The database exists, the table does not yet. I am following the instructions posted here: https://docs.aws.amazon.com/glue/latest/dg/update-from-job.html
I am getting the error:
File "/tmp/resource_logs_with_attributes.py", line 443, in write_transformed_data_to_s3
format="glueparquet"
File "/opt/amazon/lib/python3.6/site-packages/awsglue/context.py", line 386, in write_dynamic_frame_from_catalog
makeOptions(self._sc, additional_options), catalog_id)
File "/opt/amazon/spark/python/lib/py4j-0.10.9-src.zip/py4j/java_gateway.py", line 1305, in __call__
answer, self.gateway_client, self.target_id, self.name)
File "/opt/amazon/spark/python/lib/pyspark.zip/pyspark/sql/utils.py", line 111, in deco
return f(*a, **kw)
File "/opt/amazon/spark/python/lib/py4j-0.10.9-src.zip/py4j/protocol.py", line 328, in get_return_value
format(target_id, ".", name), value)
py4j.protocol.Py4JJavaError: An error occurred while calling o91.getCatalogSink.
: com.amazonaws.services.glue.model.EntityNotFoundException: Table api_logs_core not found. (Service: AWSGlue; Status Code: 400; Error Code: EntityNotFoundException; Request ID: 4ed5f8f4-e8bf-4764-afb8-425804d3bcd5; Proxy: null)

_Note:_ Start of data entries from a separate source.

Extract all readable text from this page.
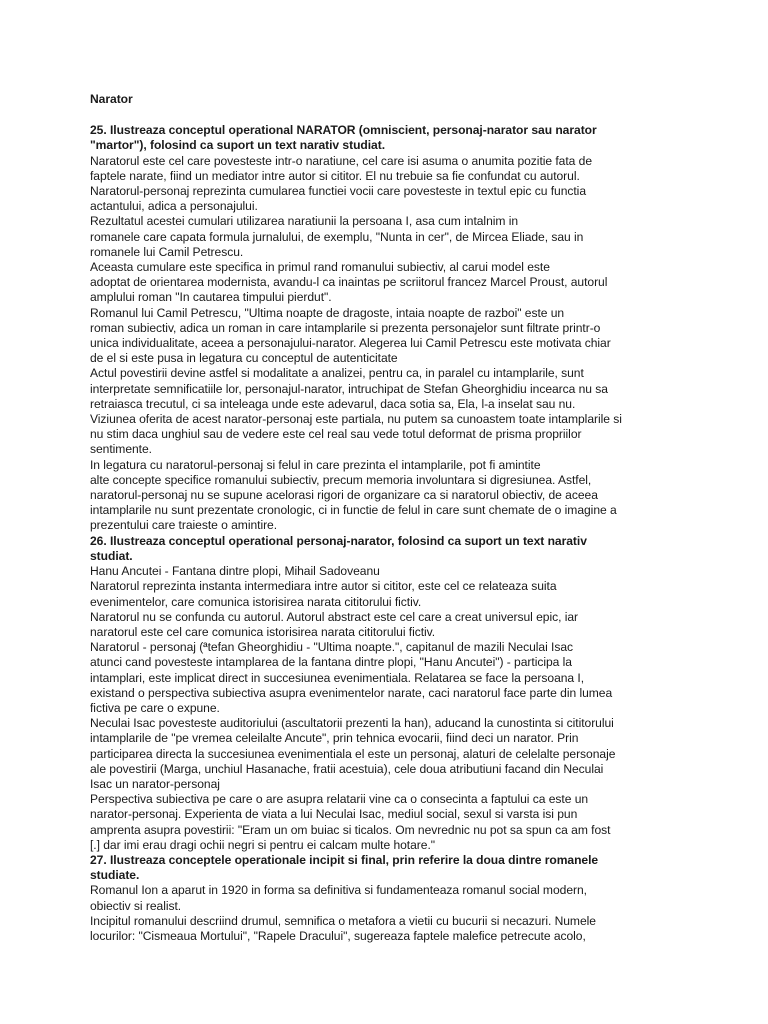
Narator
25. Ilustreaza conceptul operational NARATOR (omniscient, personaj-narator sau narator
"martor"), folosind ca suport un text narativ studiat.
Naratorul este cel care povesteste intr-o naratiune, cel care isi asuma o anumita pozitie fata de
faptele narate, fiind un mediator intre autor si cititor. El nu trebuie sa fie confundat cu autorul.
Naratorul-personaj reprezinta cumularea functiei vocii care povesteste in textul epic cu functia
actantului, adica a personajului.
Rezultatul acestei cumulari utilizarea naratiunii la persoana I, asa cum intalnim in
romanele care capata formula jurnalului, de exemplu, "Nunta in cer", de Mircea Eliade, sau in
romanele lui Camil Petrescu.
Aceasta cumulare este specifica in primul rand romanului subiectiv, al carui model este
adoptat de orientarea modernista, avandu-l ca inaintas pe scriitorul francez Marcel Proust, autorul
amplului roman "In cautarea timpului pierdut".
Romanul lui Camil Petrescu, "Ultima noapte de dragoste, intaia noapte de razboi" este un
roman subiectiv, adica un roman in care intamplarile si prezenta personajelor sunt filtrate printr-o
unica individualitate, aceea a personajului-narator. Alegerea lui Camil Petrescu este motivata chiar
de el si este pusa in legatura cu conceptul de autenticitate
Actul povestirii devine astfel si modalitate a analizei, pentru ca, in paralel cu intamplarile, sunt
interpretate semnificatiile lor, personajul-narator, intruchipat de Stefan Gheorghidiu incearca nu sa
retraiasca trecutul, ci sa inteleaga unde este adevarul, daca sotia sa, Ela, l-a inselat sau nu.
Viziunea oferita de acest narator-personaj este partiala, nu putem sa cunoastem toate intamplarile si
nu stim daca unghiul sau de vedere este cel real sau vede totul deformat de prisma propriilor
sentimente.
In legatura cu naratorul-personaj si felul in care prezinta el intamplarile, pot fi amintite
alte concepte specifice romanului subiectiv, precum memoria involuntara si digresiunea. Astfel,
naratorul-personaj nu se supune acelorasi rigori de organizare ca si naratorul obiectiv, de aceea
intamplarile nu sunt prezentate cronologic, ci in functie de felul in care sunt chemate de o imagine a
prezentului care traieste o amintire.
26. Ilustreaza conceptul operational personaj-narator, folosind ca suport un text narativ
studiat.
Hanu Ancutei - Fantana dintre plopi, Mihail Sadoveanu
Naratorul reprezinta instanta intermediara intre autor si cititor, este cel ce relateaza suita
evenimentelor, care comunica istorisirea narata cititorului fictiv.
Naratorul nu se confunda cu autorul. Autorul abstract este cel care a creat universul epic, iar
naratorul este cel care comunica istorisirea narata cititorului fictiv.
Naratorul - personaj (ªtefan Gheorghidiu - "Ultima noapte.", capitanul de mazili Neculai Isac
atunci cand povesteste intamplarea de la fantana dintre plopi, "Hanu Ancutei") - participa la
intamplari, este implicat direct in succesiunea evenimentiala. Relatarea se face la persoana I,
existand o perspectiva subiectiva asupra evenimentelor narate, caci naratorul face parte din lumea
fictiva pe care o expune.
Neculai Isac povesteste auditoriului (ascultatorii prezenti la han), aducand la cunostinta si cititorului
intamplarile de "pe vremea celeilalte Ancute", prin tehnica evocarii, fiind deci un narator. Prin
participarea directa la succesiunea evenimentiala el este un personaj, alaturi de celelalte personaje
ale povestirii (Marga, unchiul Hasanache, fratii acestuia), cele doua atributiuni facand din Neculai
Isac un narator-personaj
Perspectiva subiectiva pe care o are asupra relatarii vine ca o consecinta a faptului ca este un
narator-personaj. Experienta de viata a lui Neculai Isac, mediul social, sexul si varsta isi pun
amprenta asupra povestirii: "Eram un om buiac si ticalos. Om nevrednic nu pot sa spun ca am fost
[.] dar imi erau dragi ochii negri si pentru ei calcam multe hotare."
27. Ilustreaza conceptele operationale incipit si final, prin referire la doua dintre romanele
studiate.
Romanul Ion a aparut in 1920 in forma sa definitiva si fundamenteaza romanul social modern,
obiectiv si realist.
Incipitul romanului descriind drumul, semnifica o metafora a vietii cu bucurii si necazuri. Numele
locurilor: "Cismeaua Mortului", "Rapele Dracului", sugereaza faptele malefice petrecute acolo,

sink = glueContext.getSink(
connection_type="s3",
path="s3://mybucket/test",
enableUpdateCatalog=True,
format="glueparquet"
)
sink.setCatalogInfo(
catalogDatabase='myexistinggluedatabase',
catalogTableName='newtable'
)
newdyf = glueContext.write_dynamic_frame_from_catalog(
frame=my_dyf,
database='myexistinggluedatabase',
table_name='newtable',
format="glueparquet"
)
I have tried variants including:
- include the partition key array in the sink (
partitionKeys=["dt_pk"]
)
format="parquet"
+ format_options={"useGlueParquetWriter": True}
- including
"updateBehavior": "UPDATE_IN_DATABASE"
in additional_options
sink.writeFrame()
with options as documented
my_dyf.write()
with connection_options and format + format_options
This is generally functional code that has worked like this:
- reads data from a source into a DynamicFrame
- does basic transformations to a new schema
- works in the context of a Glue Catalog
- existing code uses
write_dynamic_frame.with_options
, specifying S3 location and format parquet, partitioned by date, etc., and to a table whose schema was discovered and written to the Glue Catalog by a Glue Crawler. This works in two phases: Glue Job runs and writes Parquet files to S3, then Glue Crawler updates the Glue Catalog
- writes to a partitioned S3 data set in parquet format
- Works either with standard parquet, or Glue Parquet Writer
My sole change is that I have the same schema, partitions, data format as before, but that I now want to write to a new S3 location, and that I want to have Glue Job create the table and update the Data Catalog.